Joanna Radin

I am a historian of biomedical futures. I care about how people have imagined science, technology and medicine will change their lives. This has led me to think and write about global histories of biology, ecology, medicine, technology, and anthropology since 1945; history and anthropology of life and death; biomedical technology and computing; feminist, Indigenous, and queer STS; and science fiction.

All of these themes are present in my current book project, which reconsiders the history of science through the career of Michael Crichton.

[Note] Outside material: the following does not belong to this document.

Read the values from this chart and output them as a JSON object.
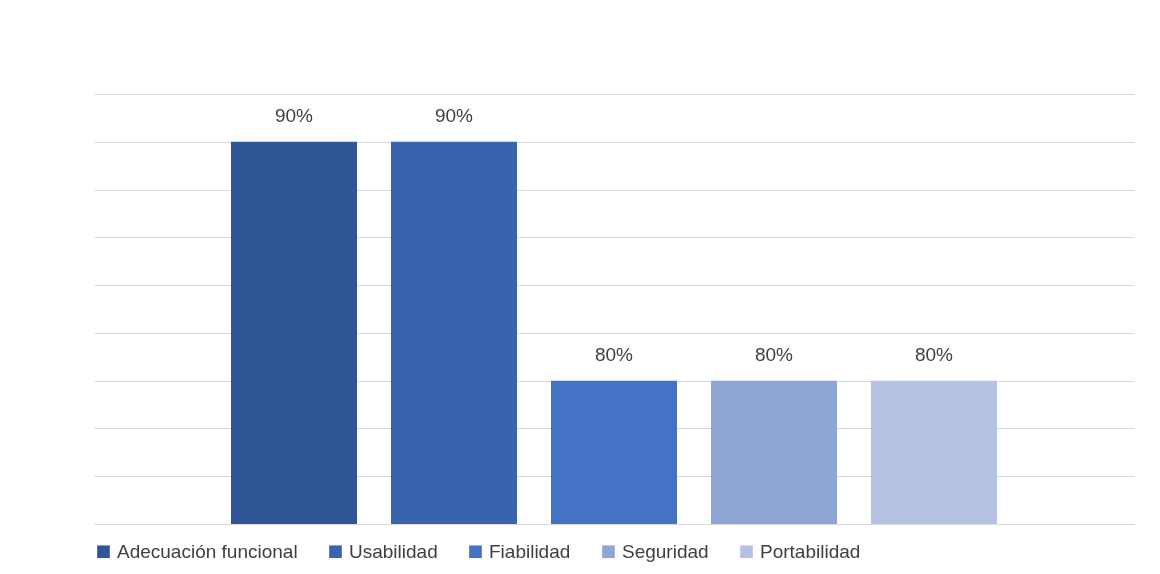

At Yale University, I am Associate Professor of History of Medicine and a core member of the Program in History of Science and Medicine. I am also affiliated with the Departments of History, Anthropology and American Studies as well as the Programs in Ethnicity, Race and Migration and Religion and Modernity. For more details, see my CV.

I am co-editor of the Science as Culture series at University of Chicago Press.

Contact me at joanna.radin@yale.edu or @joannaradin on Twitter.

Books

Book cover of Life On Ice: A History of New Uses for Cold Blood

After the atomic bombing at the end of World War II, anxieties about survival in the nuclear age led scientists to begin stockpiling and freezing hundreds of thousands of blood samples from Indigenous communities around the world. These samples were believed to embody potentially invaluable biological information about genetic ancestry, evolution, microbes, and much more. Today, they persist in freezers as part of a global tissue-based infrastructure. In Life on Ice (Chicago 2017), I examine how and why these frozen blood samples shaped the practice known as biobanking.

Book cover of Cryopolitics: Frozen Life in a Melting World (co-edited with Emma Kowal)

In Cryopolitics (MIT 2017), co-edited with Emma Kowal, experts from anthropology, history of science, environmental humanities, and Indigenous studies examine how and why low temperatures have been harnessed to defer individual death through freezing whole human bodies; to defer nonhuman species death by freezing tissue from endangered animals; to defer racial death by preserving biospecimens from Indigenous people; and to defer large-scale human death through pandemic preparedness. The cryopolitical lens, emphasizing the roles of temperature and time, provokes new and important questions about living and dying in the twenty-first century.